Doctoral Dissertations

Date of Award

12-1987

Degree Type

Dissertation

Degree Name

Doctor of Philosophy

Major

Industrial and Organizational Psychology

Major Professor

John W. Lounsbury

Committee Members

H. Dudley Dewhirst, Robert T. Ladd, John M. Larsen Jr.

Abstract

The present study investigated units of analysis issues in the measurement of work group climate. The responses of over 2,500 employees in 241 work groups to both a set of 20 descriptive work group climate items and 13 affective job satisfaction items were decomposed into between and within group components. The impact of the nesting in the data upon item dimensionality was examined by performing iterated principal factor analyses on each set of items at each level of analysis (total sample, between groups, and within groups). Results demonstrated that all three factor patterns were similar for the climate items, while, for the satisfaction items, the between and within group patterns were quite different.

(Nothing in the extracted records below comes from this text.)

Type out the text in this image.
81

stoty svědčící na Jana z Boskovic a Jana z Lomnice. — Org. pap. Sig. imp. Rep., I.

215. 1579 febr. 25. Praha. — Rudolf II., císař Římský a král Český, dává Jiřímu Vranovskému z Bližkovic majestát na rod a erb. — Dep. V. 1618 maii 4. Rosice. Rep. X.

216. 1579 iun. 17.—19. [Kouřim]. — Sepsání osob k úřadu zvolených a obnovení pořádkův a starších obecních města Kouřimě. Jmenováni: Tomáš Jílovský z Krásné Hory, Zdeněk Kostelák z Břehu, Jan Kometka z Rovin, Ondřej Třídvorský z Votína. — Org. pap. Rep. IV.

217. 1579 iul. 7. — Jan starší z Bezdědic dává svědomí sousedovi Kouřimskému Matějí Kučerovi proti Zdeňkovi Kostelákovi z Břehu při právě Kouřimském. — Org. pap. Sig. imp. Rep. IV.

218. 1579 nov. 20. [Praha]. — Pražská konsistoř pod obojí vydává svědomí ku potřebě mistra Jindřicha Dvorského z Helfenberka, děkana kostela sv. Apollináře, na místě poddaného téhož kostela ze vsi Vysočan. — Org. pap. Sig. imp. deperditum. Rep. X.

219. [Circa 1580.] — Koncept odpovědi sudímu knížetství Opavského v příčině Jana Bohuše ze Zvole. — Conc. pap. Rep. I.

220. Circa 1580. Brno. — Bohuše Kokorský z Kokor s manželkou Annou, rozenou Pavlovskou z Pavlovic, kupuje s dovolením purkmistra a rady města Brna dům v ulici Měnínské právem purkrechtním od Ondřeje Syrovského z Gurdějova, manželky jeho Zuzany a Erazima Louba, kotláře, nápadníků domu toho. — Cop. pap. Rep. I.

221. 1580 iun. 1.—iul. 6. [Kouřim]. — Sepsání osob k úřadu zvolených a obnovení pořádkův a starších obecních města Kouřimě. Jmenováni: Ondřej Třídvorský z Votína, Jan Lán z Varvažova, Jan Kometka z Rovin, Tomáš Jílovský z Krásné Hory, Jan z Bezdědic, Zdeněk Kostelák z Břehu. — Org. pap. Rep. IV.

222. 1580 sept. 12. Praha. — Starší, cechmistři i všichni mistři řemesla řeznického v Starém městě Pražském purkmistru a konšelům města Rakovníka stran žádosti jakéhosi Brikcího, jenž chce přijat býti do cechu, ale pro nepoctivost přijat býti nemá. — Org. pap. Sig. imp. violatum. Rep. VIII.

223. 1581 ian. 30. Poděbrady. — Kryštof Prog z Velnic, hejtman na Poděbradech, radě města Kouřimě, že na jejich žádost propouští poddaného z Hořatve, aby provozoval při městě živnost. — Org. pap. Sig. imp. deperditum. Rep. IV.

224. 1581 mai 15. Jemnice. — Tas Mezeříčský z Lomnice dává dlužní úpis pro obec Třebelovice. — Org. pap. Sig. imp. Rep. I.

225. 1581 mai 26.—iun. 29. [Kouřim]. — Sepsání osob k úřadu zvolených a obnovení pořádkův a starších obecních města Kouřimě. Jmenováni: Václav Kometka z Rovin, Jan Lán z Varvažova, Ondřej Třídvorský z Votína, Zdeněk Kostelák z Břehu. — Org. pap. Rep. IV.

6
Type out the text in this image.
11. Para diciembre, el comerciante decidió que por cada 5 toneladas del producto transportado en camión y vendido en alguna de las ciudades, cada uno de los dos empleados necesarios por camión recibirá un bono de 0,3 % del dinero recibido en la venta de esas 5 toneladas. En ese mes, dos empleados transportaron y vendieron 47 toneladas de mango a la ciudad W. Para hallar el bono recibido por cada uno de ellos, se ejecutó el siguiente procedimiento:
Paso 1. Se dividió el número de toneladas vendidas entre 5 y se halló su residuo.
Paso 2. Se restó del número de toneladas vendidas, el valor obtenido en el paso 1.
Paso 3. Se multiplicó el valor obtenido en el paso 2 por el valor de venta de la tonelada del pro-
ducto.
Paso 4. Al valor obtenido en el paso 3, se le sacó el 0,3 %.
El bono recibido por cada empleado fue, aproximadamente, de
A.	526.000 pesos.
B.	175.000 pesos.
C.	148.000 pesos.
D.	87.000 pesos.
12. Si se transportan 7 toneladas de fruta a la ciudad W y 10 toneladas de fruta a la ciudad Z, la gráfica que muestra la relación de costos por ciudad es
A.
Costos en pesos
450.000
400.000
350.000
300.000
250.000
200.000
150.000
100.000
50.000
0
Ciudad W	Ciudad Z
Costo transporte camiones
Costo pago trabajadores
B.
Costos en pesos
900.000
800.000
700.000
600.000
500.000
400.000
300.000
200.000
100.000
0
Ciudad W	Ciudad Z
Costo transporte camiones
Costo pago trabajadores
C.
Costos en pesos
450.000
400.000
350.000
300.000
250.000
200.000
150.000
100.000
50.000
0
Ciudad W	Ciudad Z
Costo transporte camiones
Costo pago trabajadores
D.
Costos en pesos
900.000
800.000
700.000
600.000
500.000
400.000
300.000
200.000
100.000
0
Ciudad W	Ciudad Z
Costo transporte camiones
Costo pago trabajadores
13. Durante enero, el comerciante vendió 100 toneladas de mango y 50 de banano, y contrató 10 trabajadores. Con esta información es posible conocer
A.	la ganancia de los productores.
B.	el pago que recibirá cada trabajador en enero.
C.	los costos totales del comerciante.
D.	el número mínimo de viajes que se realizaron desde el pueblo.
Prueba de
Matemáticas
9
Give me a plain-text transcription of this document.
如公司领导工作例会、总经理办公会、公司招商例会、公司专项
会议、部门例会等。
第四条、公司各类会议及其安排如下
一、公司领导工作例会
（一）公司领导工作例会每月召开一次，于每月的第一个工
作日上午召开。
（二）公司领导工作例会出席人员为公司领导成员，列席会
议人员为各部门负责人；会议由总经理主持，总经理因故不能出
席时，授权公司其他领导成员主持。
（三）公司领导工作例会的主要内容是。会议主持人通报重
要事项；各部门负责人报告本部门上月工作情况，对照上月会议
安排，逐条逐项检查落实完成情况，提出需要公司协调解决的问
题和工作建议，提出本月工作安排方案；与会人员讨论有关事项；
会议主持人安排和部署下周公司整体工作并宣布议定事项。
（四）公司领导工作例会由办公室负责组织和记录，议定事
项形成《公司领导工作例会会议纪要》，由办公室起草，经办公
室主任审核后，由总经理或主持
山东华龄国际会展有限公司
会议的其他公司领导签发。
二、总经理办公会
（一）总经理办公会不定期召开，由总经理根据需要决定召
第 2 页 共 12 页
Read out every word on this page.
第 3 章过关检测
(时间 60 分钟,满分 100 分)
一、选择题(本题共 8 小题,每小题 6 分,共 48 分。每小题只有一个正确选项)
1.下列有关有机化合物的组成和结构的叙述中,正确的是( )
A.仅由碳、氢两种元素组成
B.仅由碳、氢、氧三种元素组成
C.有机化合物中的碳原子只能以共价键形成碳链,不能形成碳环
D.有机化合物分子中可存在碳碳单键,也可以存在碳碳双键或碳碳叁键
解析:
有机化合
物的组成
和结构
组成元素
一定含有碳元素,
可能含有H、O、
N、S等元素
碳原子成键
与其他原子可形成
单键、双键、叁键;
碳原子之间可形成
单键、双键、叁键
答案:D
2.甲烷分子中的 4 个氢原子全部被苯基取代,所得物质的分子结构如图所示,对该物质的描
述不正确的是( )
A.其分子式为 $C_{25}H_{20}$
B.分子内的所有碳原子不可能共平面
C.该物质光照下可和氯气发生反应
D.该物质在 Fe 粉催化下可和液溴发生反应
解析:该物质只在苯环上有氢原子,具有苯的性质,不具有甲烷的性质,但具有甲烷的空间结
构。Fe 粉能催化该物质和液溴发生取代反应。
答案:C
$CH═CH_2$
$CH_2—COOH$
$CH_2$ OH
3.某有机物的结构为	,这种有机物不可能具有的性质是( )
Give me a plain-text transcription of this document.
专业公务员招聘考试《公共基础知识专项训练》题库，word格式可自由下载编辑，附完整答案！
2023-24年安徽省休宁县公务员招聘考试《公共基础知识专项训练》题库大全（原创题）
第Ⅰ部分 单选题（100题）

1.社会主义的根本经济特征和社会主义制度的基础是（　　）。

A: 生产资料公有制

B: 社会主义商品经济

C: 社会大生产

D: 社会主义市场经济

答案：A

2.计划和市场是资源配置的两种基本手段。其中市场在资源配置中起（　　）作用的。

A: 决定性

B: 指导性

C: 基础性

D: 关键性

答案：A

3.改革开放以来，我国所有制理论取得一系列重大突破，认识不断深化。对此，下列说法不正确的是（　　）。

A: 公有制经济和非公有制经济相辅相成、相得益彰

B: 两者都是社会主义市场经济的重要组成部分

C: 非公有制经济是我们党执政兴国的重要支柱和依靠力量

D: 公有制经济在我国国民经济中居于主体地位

A (persons:groups) x items generalizability analysis conducted on each set of items demonstrated larger variance due to groups for the climate than for the satisfaction items. Within-group internal consistency estimates were slightly lower than the total sample estimates for the climate items; they were essentially identical for the satisfaction items. For between group analyses, the decision to treat persons as a fixed versus random facet was found to have a much larger impact upon estimated generalizability than the corresponding decision for the item facet. Even with persons random, the climate items demonstrated acceptable generalizability, while the satisfaction items displayed adequate generalizability only with fixed persons.

Work group membership was demonstrated to be significantly related to both employee attitudes and self ratings of performance, replicating previous research. This research was extended by demonstrating that the group effects were found even after removing the effects due to a number of employee individual differences.

The pattern of results obtained from correlating the climate and satisfaction scales with other variables at the three levels of analysis demonstrated the discriminant validity of the climate perceptions. Work group climate, as a situational variable, explained a sizable proportion of the relationship between group membership and (self-reported) performance.

It is concluded that investigation of components of variance and covariance within and between groups has relevance to both practical and conceptual issues in I/O psychology, and further use is encouraged.